AI Max is the latest crossing. The September deadline does not pause for the learning curve.

What the Crossing Actually Means

The search advertising market spent fifteen years developing a shared vocabulary between human intent and platform execution. Keywords were imperfect but legible. Negative keyword lists were blunt but comprehensible. DSA was opaque by comparison but still rooted in site content that advertisers could audit. The transition to AI Max replaces that vocabulary with a model. The model is not published. Its decisions are not fully explainable. Its optimization target is declared (conversions at CPA/ROAS) but its path to achieving that target is not controllable in the way keyword campaigns were controllable.

For Google, the migration completes a transition that has been underway since at least 2022: the shift of search advertising from a channel where advertisers expressed intent and platforms served matching supply, to a channel where platforms interpret intent, generate inventory, allocate budget, and report outcomes — all within systems the advertiser can influence but not direct.

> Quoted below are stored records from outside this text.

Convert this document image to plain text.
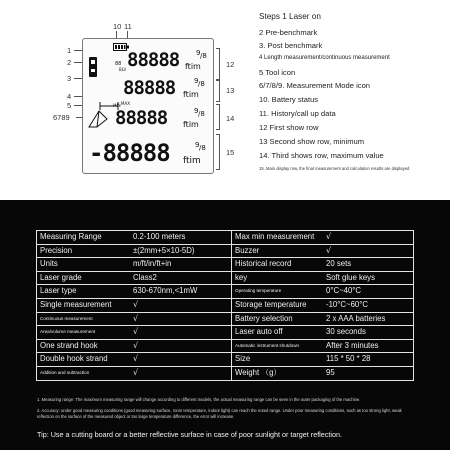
10 11
1
2
3
4
5
6789
12
13
14
15
88888 9 /8
ftim
88
BLV
88888	9 /8
ftim
MAX
88888	9 /8
ftim
MIN
-88888	9 /8
ftim
Steps 1 Laser on
2 Pre-benchmark
3. Post benchmark
4 Length measurement/continuous measurement
5 Tool icon
6/7/8/9. Measurement Mode icon
10. Battery status
11. History/call up data
12 First show row
13 Second show row, minimum
14. Third shows row, maximum value
15. Main display row, the final measurement and calculation results are displayed
Measuring Range	0.2-100 meters	Max min measurement	√
Precision	±(2mm+5×10-5D)	Buzzer	√
Units	m/ft/in/ft+in	Historical record	20 sets
Laser grade	Class2	key	Soft glue keys
Laser type	630-670nm,<1mW	Operating temperature	0°C~40°C
Single measurement	√	Storage temperature	-10°C~60°C
Continuous measurement	√	Battery selection	2 x AAA batteries
Area/volume measurement	√	Laser auto off	30 seconds
One strand hook	√	Automatic instrument shutdown	After 3 minutes
Double hook strand	√	Size	115 * 50 * 28
Addition and subtraction	√	Weight （g）	95
1. Measuring range: The maximum measuring range will change according to different models, the actual measuring range can be seen in the outer packaging of the machine.
2. Accuracy: under good measuring conditions (good measuring surface, room temperature, indoor light) can reach the noted range. Under poor measuring conditions, such as too strong light, weak reflection on the surface of the measured object or too large temperature difference, the error will increase.
Tip: Use a cutting board or a better reflective surface in case of poor sunlight or target reflection.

The advertisers who will do well in AI Max are those with the largest datasets, the most history with Google's systems, and the smallest need to explain to a CFO why the CPA is what it is. The advertisers who will struggle are those in categories where the model's incentive to find volume diverges from the advertiser's incentive to find efficient conversions — which is to say, most of them.

The September deadline is real. The algorithm is already moving.